Less and less expensive in dollars, more and more expensive in space, and in time, and in planetary resources. Space first, then time, then resources, materials and energies, and even lives.
Planet
Our needs for space and time are increasing. And the planet is getting smaller and smaller. Of course, we consume better and we plant trees here and there to replace the forests which we otherwise suffocate and destroy. But all this is very little. Otherwise nothing. All this is in vain.
We consume too much, that’s all. And what we consume, we see, is much more than increasingly sophisticated products and services, all as disposable as they are essential. And it is not by replacing them with others, even more sophisticated and just as disposable and essential, even if they are electric, that we will be able to consume less.
It is our fundamental consumption, our primary consumption that we must reduce: our consumption of space, first and foremost. Spread the word ! We need to reduce our space requirements: residence space, circulation space, transition and leisure space… And everything related to it.

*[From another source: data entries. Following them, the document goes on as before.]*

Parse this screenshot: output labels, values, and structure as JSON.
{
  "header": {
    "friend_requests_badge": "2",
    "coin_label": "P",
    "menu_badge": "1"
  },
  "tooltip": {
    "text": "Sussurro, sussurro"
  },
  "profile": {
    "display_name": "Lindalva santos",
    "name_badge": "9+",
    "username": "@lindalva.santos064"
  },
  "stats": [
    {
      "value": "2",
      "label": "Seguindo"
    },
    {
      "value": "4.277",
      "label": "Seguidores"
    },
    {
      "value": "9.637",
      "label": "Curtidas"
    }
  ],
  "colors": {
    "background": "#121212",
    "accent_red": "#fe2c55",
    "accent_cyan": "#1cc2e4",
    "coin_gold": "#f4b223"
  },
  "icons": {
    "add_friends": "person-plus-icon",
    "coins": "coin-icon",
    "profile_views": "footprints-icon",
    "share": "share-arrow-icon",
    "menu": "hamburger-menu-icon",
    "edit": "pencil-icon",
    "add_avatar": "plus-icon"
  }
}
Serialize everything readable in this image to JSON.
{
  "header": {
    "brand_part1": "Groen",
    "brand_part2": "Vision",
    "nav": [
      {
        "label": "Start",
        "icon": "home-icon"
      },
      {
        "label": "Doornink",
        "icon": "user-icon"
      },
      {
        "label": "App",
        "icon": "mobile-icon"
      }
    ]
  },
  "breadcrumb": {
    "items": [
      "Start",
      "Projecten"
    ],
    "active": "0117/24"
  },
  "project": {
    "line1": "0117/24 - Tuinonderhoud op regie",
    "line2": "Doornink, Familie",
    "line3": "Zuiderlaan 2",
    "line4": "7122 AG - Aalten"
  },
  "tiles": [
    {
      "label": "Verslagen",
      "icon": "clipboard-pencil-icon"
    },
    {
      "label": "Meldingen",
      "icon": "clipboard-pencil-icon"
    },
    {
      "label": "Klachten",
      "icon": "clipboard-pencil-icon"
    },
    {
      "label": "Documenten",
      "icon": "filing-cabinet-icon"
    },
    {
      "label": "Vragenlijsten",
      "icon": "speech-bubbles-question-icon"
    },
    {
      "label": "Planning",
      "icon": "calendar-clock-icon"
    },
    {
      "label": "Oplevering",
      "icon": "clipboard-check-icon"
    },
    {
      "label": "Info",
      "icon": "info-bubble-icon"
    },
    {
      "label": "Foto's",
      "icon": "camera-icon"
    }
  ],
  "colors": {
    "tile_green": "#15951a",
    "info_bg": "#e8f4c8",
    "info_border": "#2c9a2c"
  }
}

In doing so, we will reduce our consumption of time and, as a corollary, our consumption of goods and services, our consumption of energy, of whatever nature. And perhaps we will thus be able to reduce the rate at which we despoil the planet and the poorest men and women who inhabit it for a longer time, a shorter time than we think.
If we, the 10% who monopolize space to such an extent that we force others to migrate, if we do not reduce our consumption of space, the Earth will take its revenge and time will defeat us. We lose everything by waiting. But how to do it ?
This is where, dear you, our discussions of December 25 took me, in which I participated little, at least in lively words, my certainties are rare and my thoughts on the matter are mainly made up of questions. But as time goes on, it happens that these questions develop into what look like answers, although these answers are in reality only other questions to which, it is said in thought, I give the form of firm opinions and well-defined, which in reality they are not. Like I did here.